Le monstre en lui semblait de plus en plus excité, s'agitant en lui avec furie. Lyrian avisa le rideau rouge qui masquait l'entrée de l'infirmerie. Ils n'étaient qu'à une dizaine de mètres...

« On peut pas rester là, mec... Fais quelque chose... » grogna Joshua, d'un ton presque suppliant.

Lyrian réfléchit à toute vitesse. S'ils restaient sur place, le pillard qui s'approchait dangereusement d'eux les tuerait sans hésiter, si un tir perdu des hommes postés en haut ne les atteignait pas avant.
Le garçon avisa une petite grotte à leur gauche, à trois ou quatre mètres d'eux. Une simple anfractuosité rocheuse, qui leur fournirait un abri suffisant. Mais cela impliquait de se déplacer à découvert.

Lyrian saisit à nouveau Joshua, qui laissa échapper un petit cri de douleur. Son compagnon s'appuyait moins vigoureusement à lui. Il faiblissait à vue d’œil.

« Prêt ?
- Il va... nous aligner...
- On y va ! »

Lyrian se précipita aussi vite que son fardeau le lui permettait vers la caverne, sans se retourner. Il entendit une détonation, et une ligne sanglante se dessina sur son bras gauche. Une balle l'avait frôlé.

Avec stupeur, l'adolescent s'aperçut que la grotte n'était pas profonde de plus de trois mètres. Et pire encore, elle était déjà occupée.

Une petite fille, terrorisée, se tenait là, recroquevillée contre la paroi qui marquait la fin du corridor rocheux. Elle leva vers eux un visage ravagé par les larmes et la peur. Lyrian déposa Joshua à côté d'elle, sans un mot, et se colla au mur gauche de l'entrée.

« Ça va aller, ma puce... » entendit-il Joshua murmurer à la gamine avec une douceur qu'il ne lui connaissait pas.

Lyrian entendait les pas du pillard qui marchait dans le sable. Des pas lents, espacés. Prudent, leur ennemi s'approchait lentement de la caverne, probablement par peur de leur réaction.
Ils étaient dans une impasse.
La vérité s'imposa à lui, froide, sombre et implacable. Ils allaient mourir. Ici et maintenant. Lui, Joshua, et cette enfant qui n'avait rien demandé.

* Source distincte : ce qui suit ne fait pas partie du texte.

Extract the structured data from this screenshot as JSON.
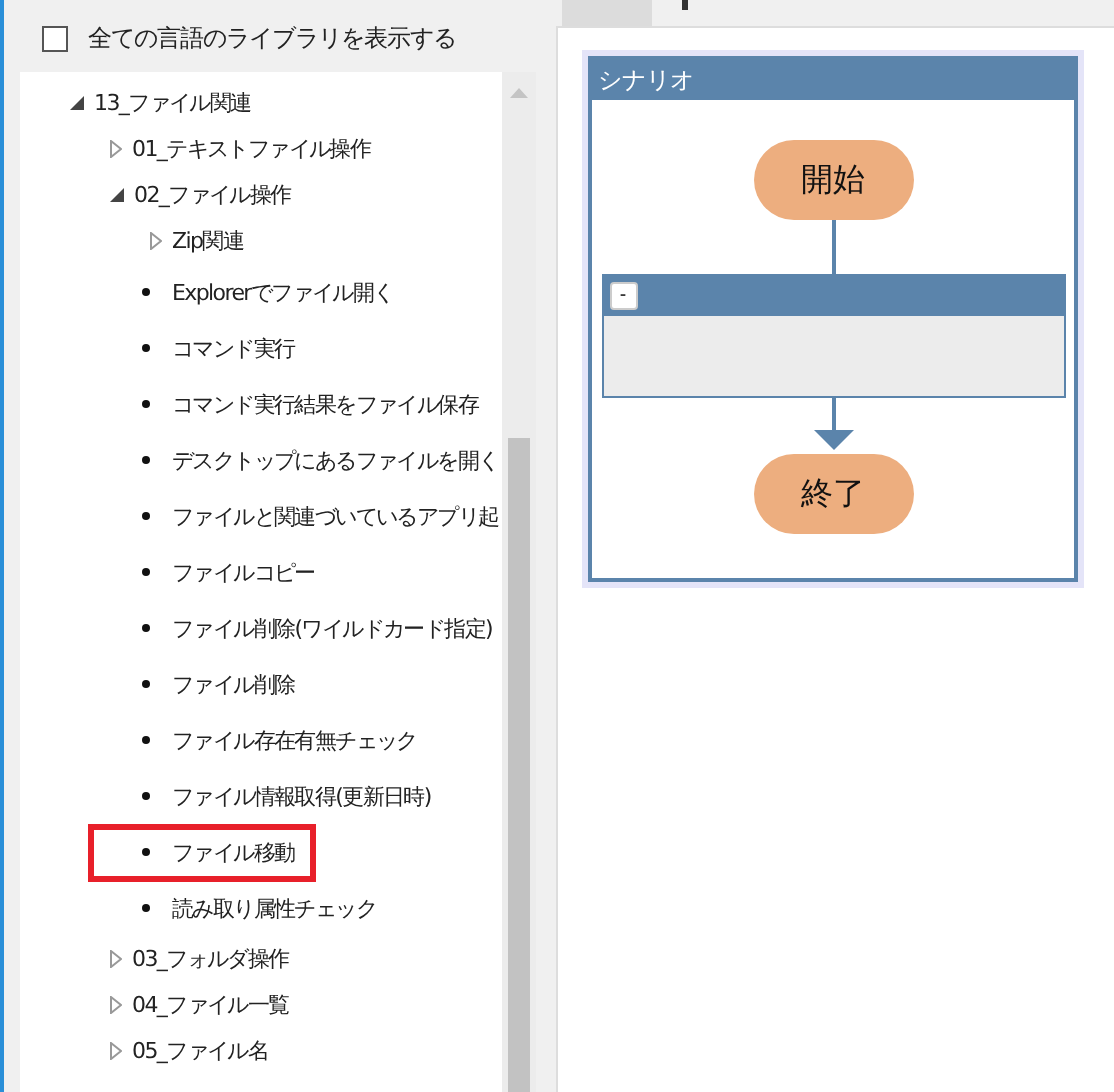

Le monstre qui se débattait en lui n'était pas d'accord avec cette réalisation inexorable. Le monstre qui était en lui se moquait royalement du destin.
Le monstre qui était en lui rugit.

Le canon de l'arme du pillard entra dans le champ de vision de Lyrian. Aussitôt, avec une vitesse surhumaine, l'adolescent bondit hors de sa cachette, balayant l'arme du pillard d'un revers de la main gauche. Sa droite, elle, se referma autour de la gorge de l'homme et serra avant qu'il ne puisse esquisser la moindre réaction.

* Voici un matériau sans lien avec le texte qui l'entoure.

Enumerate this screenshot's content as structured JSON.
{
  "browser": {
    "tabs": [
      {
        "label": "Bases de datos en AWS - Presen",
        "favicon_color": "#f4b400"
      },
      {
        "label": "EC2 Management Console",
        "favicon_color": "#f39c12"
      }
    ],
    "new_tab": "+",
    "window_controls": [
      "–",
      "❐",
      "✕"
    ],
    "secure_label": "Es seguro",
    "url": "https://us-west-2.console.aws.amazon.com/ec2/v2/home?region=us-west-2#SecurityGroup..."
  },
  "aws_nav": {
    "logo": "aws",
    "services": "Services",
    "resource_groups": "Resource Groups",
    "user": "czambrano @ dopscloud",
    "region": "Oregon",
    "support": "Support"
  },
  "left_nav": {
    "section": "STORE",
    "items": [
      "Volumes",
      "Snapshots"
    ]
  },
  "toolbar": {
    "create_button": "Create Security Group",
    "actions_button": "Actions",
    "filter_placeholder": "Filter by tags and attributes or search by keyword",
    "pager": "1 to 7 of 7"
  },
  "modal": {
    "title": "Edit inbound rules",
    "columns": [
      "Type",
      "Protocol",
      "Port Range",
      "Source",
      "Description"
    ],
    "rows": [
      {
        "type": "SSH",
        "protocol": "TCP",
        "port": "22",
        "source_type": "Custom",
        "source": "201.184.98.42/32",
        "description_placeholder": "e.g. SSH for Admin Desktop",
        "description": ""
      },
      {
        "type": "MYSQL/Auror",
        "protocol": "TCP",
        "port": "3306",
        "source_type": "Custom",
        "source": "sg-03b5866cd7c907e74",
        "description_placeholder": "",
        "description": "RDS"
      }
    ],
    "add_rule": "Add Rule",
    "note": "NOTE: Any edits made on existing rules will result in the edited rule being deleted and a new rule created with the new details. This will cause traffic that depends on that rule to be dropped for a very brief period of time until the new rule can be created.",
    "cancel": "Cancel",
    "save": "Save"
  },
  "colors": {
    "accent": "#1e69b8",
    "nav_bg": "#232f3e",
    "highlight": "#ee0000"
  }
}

Les pieds du pillard décollèrent du sol tandis qu'il portait ses mains à son coup, suffoquant. Lyrian, le soulevant à bout de bras, rentra dans la grotte, guidé par un instinct bestial. Le visage de l'homme était déformé par la terreur. Le monstre en lui en fut révulsé. La peur qui se lisait sur les traits de cet homme ne faisait qu'attiser sa haine des humains.

Il fracassa le crâne de son ennemi sur la paroi rocheuse. L'homme cria de douleur. Lyrian frappa à nouveau. Encore. Et encore. Et encore.

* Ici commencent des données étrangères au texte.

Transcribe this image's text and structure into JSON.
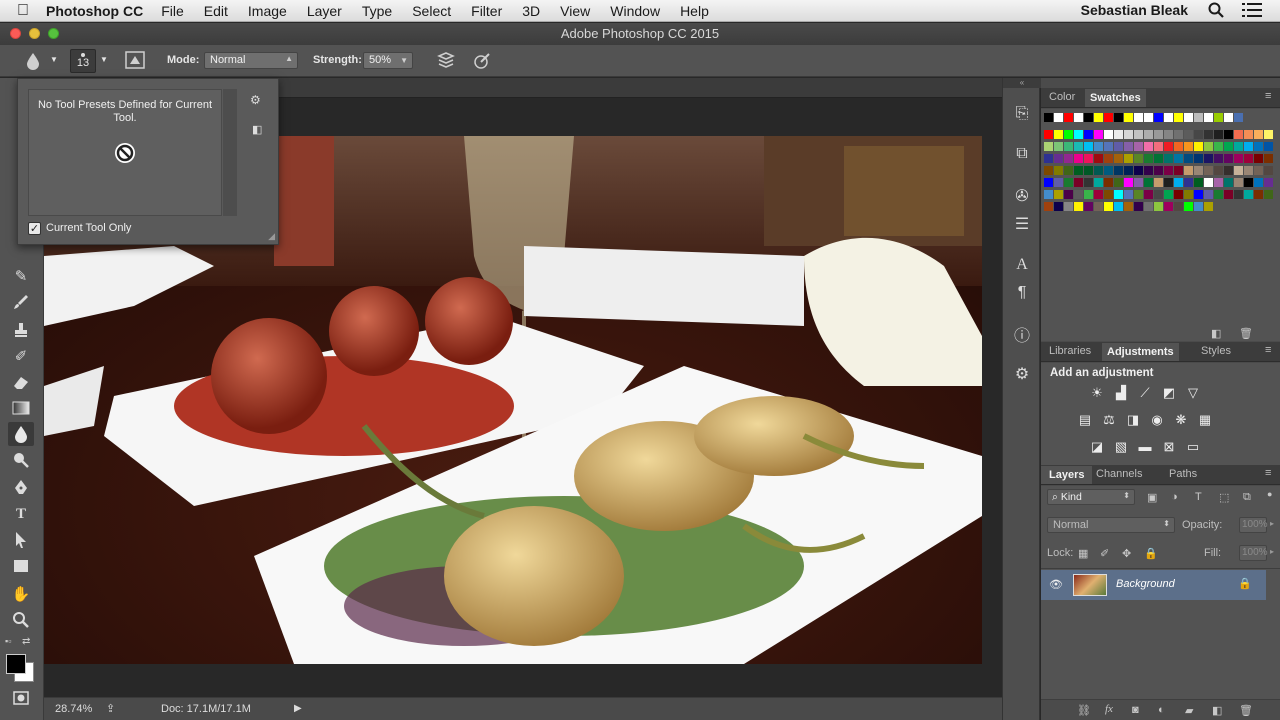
{
  "menubar": {
    "app_name": "Photoshop CC",
    "items": [
      "File",
      "Edit",
      "Image",
      "Layer",
      "Type",
      "Select",
      "Filter",
      "3D",
      "View",
      "Window",
      "Help"
    ],
    "user": "Sebastian Bleak"
  },
  "window": {
    "title": "Adobe Photoshop CC 2015"
  },
  "options": {
    "brush_size": "13",
    "mode_label": "Mode:",
    "mode_value": "Normal",
    "strength_label": "Strength:",
    "strength_value": "50%"
  },
  "preset_popup": {
    "message": "No Tool Presets Defined for Current Tool.",
    "checkbox_label": "Current Tool Only",
    "checkbox_checked": true
  },
  "status": {
    "zoom": "28.74%",
    "doc": "Doc: 17.1M/17.1M"
  },
  "color_panel": {
    "tabs": [
      "Color",
      "Swatches"
    ],
    "active_tab": "Swatches"
  },
  "adjustments_panel": {
    "tabs": [
      "Libraries",
      "Adjustments",
      "Styles"
    ],
    "active_tab": "Adjustments",
    "heading": "Add an adjustment"
  },
  "layers_panel": {
    "tabs": [
      "Layers",
      "Channels",
      "Paths"
    ],
    "active_tab": "Layers",
    "filter_label": "Kind",
    "blend_mode": "Normal",
    "opacity_label": "Opacity:",
    "opacity_value": "100%",
    "lock_label": "Lock:",
    "fill_label": "Fill:",
    "fill_value": "100%",
    "layers": [
      {
        "name": "Background",
        "visible": true,
        "locked": true
      }
    ]
  },
  "colors": {
    "accent_selected": "#5c6f8a",
    "panel_bg": "#535353"
  }
}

L'homme ne criait plus depuis longtemps lorsque la bête en lui se calma.

Son œuvre de mort effectuée, Lyrian se retourna vers la fille et Joshua. Il tendit une main vers son camarade blessé, dans un geste l'incitant à la saisir et se relever, mais ce dernier recula et se colla à la paroi du fond de la caverne, l'air aussi terrorisé que la fillette qui pleurait à ses côtés.

Lyrian ouvrit la bouche pour leur dire qu'ils n'avaient plus à avoir peur, qu'ils étaient en sécurité, quand il comprit soudain l'horreur de l'acte qu'il venait de commettre.
C'était lui qui les terrifiait. C'était lui, le monstre.

L'adolescent tomba à genoux et contempla ses mains pleines de sang, frappé par ses actes.

« Qu'est-ce qu'ils m'ont fait... » murmura-t-il.